Y con semejante ayuda y atributos, ¡¡¿¿cómo voy yo a ser un santo??!!

¿Te das cuenta? Estoy en el mismo punto que cuando iba a montar el mueble de Ikea.

Pues las dos cosas se hacen. Ambas cuentan con un libro de instrucciones bien clarito.

Y la que nos ocupa, que es la de ser Santos, comienza como la de los muebles, por las cosas más pequeñas.

A ser santos se comienza, por ejemplo, simplemente esbozando una sonrisa gratuita, donde nadie te la pide, donde te cuesta darla.

Jesucristo, haciéndose hombre y llevando una vida normal como la nuestra durante 30 años, nos enseña que ser santos se alcanza en lo normal. Ser santo no es hacer cosas raras: el santo es el que reconoce humildemente que no ha podido con aquello, el que se ríe de si mismo, pide ayuda, el que cada día “se resetea” olvidando lo que ocurrió ayer e intentándolo de nuevo, y siempre apoyado en la ayuda de Dios más que en sus propias fuerzas.

Lo pequeño es importantísimo, comencemos por ahí a amueblar nuestra vida.

El eslogan que han puesto en el catálogo de Ikea este año no está manipulado, está puesto para nosotros: ¡a la conquista de tu espacio…interior!

Bienvenidos a la santidad, la república independiente de tu interior.

Lázaro Hades.

10 pensamientos en “LOS SANTOS Y LOS MUEBLES DE IKEA”

  1. Lázaro,nunca imaginé que pudiera sacar tanta miga del Ikea…y el otro día de una quiniela 😀
    Eres fantástico y disfruto mucho leyéndote.
    Un cariñoso saludo.

    1. Me alegra mucho ver nueva gente que se acerca al blog. Es importante además que esos mensajes que Dios quiere que nos lleguen a través de mi teclado os resulten enriquecedores.
      Muchas gracias y bienvenida.
      Abrazos y bendiciones!

  2. Querido Lázaro, eres un crak (como dirán mis hijos).
    Es tal y como lo dices, el armario se monta utilizando pequeños tornillos y llaves minúsculas.
    Ese es el secreto, precisamente lo que no se ve.
    Caminamos como ciegos que ven. y no somos capaces de ver los elefantes que tenemos delante.
    Gracias.

    1. El crack es Dios que nos hace caminar a nosotros con lo que le hacemos sufrir…
      Me alegra que te guste lo que escribo, pero más aún que no te quedes en el envoltorio que le pongo a los mensajes. El objetivo es hacer amena una reflexión constante sobre nuestra fe.
      Abrazos y bendiciones!.
      Ah, esta semana tus hijos estuvieron en mis oraciones.

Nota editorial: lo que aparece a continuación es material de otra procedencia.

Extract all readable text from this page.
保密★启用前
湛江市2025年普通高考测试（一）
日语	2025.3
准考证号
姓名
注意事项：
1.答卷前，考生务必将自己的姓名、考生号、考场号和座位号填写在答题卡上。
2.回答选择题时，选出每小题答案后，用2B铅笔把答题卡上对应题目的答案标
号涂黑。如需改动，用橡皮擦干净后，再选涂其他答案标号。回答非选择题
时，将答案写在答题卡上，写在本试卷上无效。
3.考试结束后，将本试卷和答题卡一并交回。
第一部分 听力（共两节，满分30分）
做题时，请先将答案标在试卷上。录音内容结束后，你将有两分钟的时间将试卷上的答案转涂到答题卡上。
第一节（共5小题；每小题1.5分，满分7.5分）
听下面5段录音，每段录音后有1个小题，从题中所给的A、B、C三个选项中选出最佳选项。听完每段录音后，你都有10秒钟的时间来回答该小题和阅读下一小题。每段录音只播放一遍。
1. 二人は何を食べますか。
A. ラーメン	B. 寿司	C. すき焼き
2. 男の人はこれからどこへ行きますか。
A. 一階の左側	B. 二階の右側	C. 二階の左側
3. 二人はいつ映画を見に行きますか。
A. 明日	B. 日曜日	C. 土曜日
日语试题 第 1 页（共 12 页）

  3. Me ha gustado muchísimo estas reflexiones, tan sencillas, tan reales, tan bonitas. Pienso que son un medio muy bonito de animar a mucha gente que cree que la santidad es algo raro y fuera de nustro alcance. Con la Gracia de Dios todo es posible. Dios quiere que todos los hombres se salven y lleguen al conocimiento de la verdad. Vivamente deseo (y así lo pido) que todos deseemos vuscar a Cristo, que lo encontremos y que lo amemos.